With my free time, I will be working on my appeal. I will be keeping in contact with the private investigator and providing him with information. The evidence he is able to procure will be used in crafting a successive post conviction petition. The petition will have a statement of fact and at least 50 pages of argument. To supplement the arguments, I will need not only evidence but law. I have already done a lot of research, however, my time spent at the prison library will increase and I may begin going on an almost weekly basis excluding lockdown periods. The blog never assisted in gaining my freedom. It was only a diversion. I must use my time more wisely or I will never see justice.

In the movie "Gladiator," Russel Crowe plays a character whose entire life is torn from him. He was a commander of a Roman army, however, after the emperor was murdered by his own son, he was sent out in the woods to be executed. Maximus escapes his executioners and races to save his family. He was too late and both his wife and son were dead. The republic he believed in was dead. His status as general was dead. His entire purpose for living was dead and therefore with a broken heart he just laid there waiting to die himself. Eventually, travelers find him and make him a slave. He is forced to fight as a gladiator and fight he does until he has slaughtered hundreds. His master brings him to the Roman Coliseum where he is told he can win his freedom. Maximus does not care about freedom anymore, though, only to kill the new emperor who took everything worth living for from him. Upon meeting his nemesis, he says, "I will have my justice in this life or the next." And that is all I care about anymore as well. I may be an old crippled man when I am freed with nothing to live for, but I will have justice.

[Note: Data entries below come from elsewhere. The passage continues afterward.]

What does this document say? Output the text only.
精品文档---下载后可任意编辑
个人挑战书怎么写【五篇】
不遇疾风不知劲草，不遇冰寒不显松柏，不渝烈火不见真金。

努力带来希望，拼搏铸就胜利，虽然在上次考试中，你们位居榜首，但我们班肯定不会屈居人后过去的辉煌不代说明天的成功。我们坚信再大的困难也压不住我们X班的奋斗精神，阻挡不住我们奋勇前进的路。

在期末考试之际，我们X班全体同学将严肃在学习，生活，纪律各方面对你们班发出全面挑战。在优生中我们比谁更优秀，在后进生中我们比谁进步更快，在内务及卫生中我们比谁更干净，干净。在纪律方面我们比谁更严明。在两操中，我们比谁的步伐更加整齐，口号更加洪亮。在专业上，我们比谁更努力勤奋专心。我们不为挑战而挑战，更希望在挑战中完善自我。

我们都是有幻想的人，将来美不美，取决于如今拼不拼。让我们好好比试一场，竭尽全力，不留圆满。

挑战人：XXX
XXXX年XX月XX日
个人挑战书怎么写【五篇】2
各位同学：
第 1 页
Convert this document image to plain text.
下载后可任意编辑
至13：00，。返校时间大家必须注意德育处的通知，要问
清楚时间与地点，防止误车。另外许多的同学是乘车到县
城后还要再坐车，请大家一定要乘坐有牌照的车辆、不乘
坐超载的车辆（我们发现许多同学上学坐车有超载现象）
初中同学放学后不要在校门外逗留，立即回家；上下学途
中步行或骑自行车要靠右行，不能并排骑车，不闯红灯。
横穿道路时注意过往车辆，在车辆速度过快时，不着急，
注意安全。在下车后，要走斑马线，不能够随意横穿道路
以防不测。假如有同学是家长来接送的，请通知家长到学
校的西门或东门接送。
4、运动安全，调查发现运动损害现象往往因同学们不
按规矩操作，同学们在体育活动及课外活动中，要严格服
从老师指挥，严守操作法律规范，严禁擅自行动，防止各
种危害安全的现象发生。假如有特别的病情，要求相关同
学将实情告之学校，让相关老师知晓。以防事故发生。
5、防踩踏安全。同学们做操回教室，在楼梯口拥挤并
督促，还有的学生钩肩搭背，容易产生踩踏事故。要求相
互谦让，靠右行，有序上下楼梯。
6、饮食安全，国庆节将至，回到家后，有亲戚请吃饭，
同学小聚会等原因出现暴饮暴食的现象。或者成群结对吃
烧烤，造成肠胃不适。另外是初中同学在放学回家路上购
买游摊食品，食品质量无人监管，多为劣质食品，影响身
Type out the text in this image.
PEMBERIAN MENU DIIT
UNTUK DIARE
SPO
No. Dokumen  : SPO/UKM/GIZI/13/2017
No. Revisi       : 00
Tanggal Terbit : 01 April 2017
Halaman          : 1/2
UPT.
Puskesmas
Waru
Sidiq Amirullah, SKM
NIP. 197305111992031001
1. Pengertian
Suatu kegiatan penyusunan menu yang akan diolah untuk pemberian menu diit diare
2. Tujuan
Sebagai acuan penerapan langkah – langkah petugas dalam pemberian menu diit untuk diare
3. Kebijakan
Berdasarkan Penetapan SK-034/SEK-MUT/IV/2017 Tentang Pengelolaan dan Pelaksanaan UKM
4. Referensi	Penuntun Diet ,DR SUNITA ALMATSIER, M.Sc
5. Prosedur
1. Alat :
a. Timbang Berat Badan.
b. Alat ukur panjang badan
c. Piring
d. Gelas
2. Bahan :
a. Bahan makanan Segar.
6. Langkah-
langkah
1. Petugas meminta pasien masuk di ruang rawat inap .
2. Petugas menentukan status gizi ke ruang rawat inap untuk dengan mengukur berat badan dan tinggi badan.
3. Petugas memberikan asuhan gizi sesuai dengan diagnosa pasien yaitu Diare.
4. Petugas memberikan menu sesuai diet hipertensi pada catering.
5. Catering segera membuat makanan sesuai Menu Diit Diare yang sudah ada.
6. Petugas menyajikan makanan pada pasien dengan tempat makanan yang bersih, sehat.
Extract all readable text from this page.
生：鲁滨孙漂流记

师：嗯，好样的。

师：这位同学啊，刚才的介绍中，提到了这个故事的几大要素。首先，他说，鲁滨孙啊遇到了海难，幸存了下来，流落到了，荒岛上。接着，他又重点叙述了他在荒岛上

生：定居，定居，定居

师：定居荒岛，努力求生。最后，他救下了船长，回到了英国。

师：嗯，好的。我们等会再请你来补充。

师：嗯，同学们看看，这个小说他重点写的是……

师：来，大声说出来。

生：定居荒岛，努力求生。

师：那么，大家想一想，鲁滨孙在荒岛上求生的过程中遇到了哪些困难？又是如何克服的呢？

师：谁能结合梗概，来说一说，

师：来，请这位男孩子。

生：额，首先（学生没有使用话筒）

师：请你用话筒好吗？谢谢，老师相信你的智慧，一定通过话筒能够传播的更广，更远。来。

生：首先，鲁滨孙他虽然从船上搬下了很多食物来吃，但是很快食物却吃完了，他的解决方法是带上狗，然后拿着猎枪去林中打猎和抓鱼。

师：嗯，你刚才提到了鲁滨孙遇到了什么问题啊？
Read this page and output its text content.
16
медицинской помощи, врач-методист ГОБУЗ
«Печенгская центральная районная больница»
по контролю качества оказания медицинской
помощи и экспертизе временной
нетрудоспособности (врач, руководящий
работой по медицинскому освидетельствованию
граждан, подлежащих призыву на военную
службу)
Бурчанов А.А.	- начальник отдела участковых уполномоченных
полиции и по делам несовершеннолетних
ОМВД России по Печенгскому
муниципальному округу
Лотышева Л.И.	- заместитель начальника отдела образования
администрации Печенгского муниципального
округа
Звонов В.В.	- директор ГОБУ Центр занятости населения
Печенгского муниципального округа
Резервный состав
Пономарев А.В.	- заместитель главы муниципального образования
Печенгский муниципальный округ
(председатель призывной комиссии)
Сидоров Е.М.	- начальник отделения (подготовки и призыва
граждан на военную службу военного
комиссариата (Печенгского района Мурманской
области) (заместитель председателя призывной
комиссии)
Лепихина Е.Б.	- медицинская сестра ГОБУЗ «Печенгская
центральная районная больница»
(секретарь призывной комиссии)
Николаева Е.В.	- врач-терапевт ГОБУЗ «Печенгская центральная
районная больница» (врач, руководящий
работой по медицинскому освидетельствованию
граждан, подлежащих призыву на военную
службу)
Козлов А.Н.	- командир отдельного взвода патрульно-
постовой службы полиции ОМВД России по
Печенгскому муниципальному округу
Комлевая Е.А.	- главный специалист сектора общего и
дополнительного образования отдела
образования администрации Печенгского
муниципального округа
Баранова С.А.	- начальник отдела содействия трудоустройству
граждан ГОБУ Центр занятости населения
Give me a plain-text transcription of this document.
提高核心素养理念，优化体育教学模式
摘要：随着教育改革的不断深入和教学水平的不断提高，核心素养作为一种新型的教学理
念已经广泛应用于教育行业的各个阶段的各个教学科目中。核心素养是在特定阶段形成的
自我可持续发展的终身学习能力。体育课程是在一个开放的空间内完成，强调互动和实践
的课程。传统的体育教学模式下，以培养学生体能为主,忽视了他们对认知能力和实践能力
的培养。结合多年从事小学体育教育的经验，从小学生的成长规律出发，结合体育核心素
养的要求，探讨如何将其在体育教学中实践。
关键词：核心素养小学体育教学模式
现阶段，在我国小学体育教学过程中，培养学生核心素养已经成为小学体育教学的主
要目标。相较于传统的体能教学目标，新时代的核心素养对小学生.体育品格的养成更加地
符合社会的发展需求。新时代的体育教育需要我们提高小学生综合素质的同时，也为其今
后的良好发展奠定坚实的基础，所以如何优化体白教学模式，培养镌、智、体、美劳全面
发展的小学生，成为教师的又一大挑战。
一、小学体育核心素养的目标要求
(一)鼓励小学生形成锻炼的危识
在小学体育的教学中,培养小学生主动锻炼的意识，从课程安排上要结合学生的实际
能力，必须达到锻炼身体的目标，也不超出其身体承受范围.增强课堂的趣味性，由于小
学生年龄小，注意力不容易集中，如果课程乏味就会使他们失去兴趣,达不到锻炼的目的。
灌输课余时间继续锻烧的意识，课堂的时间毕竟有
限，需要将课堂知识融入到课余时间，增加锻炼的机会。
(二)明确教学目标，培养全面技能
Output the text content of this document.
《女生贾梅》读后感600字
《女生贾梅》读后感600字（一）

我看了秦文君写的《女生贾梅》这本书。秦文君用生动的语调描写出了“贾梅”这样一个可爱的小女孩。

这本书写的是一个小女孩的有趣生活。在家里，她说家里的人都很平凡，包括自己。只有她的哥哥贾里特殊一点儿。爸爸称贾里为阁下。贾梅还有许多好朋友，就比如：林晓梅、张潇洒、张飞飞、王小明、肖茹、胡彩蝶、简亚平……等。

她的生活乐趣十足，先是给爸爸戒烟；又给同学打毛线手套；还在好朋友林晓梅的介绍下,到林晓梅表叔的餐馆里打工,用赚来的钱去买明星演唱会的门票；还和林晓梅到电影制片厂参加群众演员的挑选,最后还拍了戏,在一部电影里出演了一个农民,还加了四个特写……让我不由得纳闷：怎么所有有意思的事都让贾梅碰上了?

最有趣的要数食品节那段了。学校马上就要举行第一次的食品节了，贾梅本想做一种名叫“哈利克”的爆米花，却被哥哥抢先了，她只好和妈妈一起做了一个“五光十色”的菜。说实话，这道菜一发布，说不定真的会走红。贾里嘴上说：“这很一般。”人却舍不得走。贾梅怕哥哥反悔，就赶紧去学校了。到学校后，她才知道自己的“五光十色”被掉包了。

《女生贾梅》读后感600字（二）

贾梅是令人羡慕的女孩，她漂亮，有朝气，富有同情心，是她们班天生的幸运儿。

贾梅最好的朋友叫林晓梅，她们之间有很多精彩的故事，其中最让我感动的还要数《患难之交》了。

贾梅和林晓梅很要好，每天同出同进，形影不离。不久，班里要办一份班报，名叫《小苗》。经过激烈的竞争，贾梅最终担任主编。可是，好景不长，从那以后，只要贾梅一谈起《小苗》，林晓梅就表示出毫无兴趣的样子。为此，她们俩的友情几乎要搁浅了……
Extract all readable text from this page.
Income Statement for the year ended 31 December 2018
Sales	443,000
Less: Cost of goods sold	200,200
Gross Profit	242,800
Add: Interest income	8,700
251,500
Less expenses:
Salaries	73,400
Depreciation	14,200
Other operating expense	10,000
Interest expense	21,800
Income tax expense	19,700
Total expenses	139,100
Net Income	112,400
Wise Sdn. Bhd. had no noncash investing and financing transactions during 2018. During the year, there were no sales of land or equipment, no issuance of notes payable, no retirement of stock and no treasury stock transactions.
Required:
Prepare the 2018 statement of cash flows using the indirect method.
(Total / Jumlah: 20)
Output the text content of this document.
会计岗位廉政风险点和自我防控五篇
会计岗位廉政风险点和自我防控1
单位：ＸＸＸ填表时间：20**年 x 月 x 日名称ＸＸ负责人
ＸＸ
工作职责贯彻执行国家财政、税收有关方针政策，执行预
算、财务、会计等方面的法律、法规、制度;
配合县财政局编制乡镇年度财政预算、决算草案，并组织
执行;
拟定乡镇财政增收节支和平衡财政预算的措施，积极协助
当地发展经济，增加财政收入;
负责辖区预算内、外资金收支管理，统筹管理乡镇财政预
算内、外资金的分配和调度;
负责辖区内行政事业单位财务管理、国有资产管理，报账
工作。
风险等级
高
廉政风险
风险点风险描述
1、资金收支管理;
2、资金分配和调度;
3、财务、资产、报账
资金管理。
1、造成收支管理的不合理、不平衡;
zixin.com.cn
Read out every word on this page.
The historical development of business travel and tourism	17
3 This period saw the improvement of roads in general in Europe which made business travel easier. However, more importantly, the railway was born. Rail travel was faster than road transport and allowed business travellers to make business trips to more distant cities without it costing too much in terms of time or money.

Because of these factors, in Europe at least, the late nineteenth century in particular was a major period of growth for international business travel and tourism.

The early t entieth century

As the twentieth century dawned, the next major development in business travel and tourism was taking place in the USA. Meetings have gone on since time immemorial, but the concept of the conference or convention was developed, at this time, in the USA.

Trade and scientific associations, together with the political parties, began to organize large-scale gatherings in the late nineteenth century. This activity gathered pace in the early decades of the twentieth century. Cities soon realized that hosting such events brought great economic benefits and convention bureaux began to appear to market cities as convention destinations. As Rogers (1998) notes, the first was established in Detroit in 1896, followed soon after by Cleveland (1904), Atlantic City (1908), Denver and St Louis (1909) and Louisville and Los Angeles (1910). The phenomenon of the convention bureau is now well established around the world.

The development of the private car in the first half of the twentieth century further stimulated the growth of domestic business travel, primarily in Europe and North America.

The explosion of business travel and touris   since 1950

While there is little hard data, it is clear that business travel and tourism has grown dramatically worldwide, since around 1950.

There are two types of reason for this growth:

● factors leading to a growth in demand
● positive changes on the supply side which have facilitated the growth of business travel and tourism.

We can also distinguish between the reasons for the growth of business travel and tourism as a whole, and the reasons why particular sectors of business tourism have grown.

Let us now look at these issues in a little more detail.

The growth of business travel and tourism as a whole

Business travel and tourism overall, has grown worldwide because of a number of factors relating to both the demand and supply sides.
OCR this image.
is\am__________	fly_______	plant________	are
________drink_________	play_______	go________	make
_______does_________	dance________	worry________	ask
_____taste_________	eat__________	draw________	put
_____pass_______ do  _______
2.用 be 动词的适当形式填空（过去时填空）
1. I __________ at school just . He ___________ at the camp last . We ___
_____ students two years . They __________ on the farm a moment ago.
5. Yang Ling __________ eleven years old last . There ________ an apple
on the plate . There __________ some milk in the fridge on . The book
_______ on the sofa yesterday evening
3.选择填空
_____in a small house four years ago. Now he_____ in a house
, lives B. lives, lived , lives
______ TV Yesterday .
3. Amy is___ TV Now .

This is my final post and I say farewell to all those who have followed my blog. I hope to have given some insight into the dark realms inside the criminal justice and prison system. If nothing else I hope my stories have been entertaining. I will continue to respond to some comments and emails for a few months. During this time I will also be looking to maintain contact with a few readers on a personal level. I do not currently have any pen pals, but if anyone is interested in corresponding regularly, I encourage them to send me a letter introducing themselves. It may become lonely at times in these dreary dungeons. My time on the Internet must come to an end just as my liberty and life for all practical purposes ended on April 28, 1993.

Update  (April 2015)

Paul's clemency petition was denied by former Governor Pat Quinn on Christmas Eve. The letter was received by his parents after this post was written. Paul continues to work on his post conviction appeal and seek out new legal counsel. He will also file a 6th Clemency Petition in 2016 with the Rauner administration. Hopefully, his suffering in prison will not be indefinite.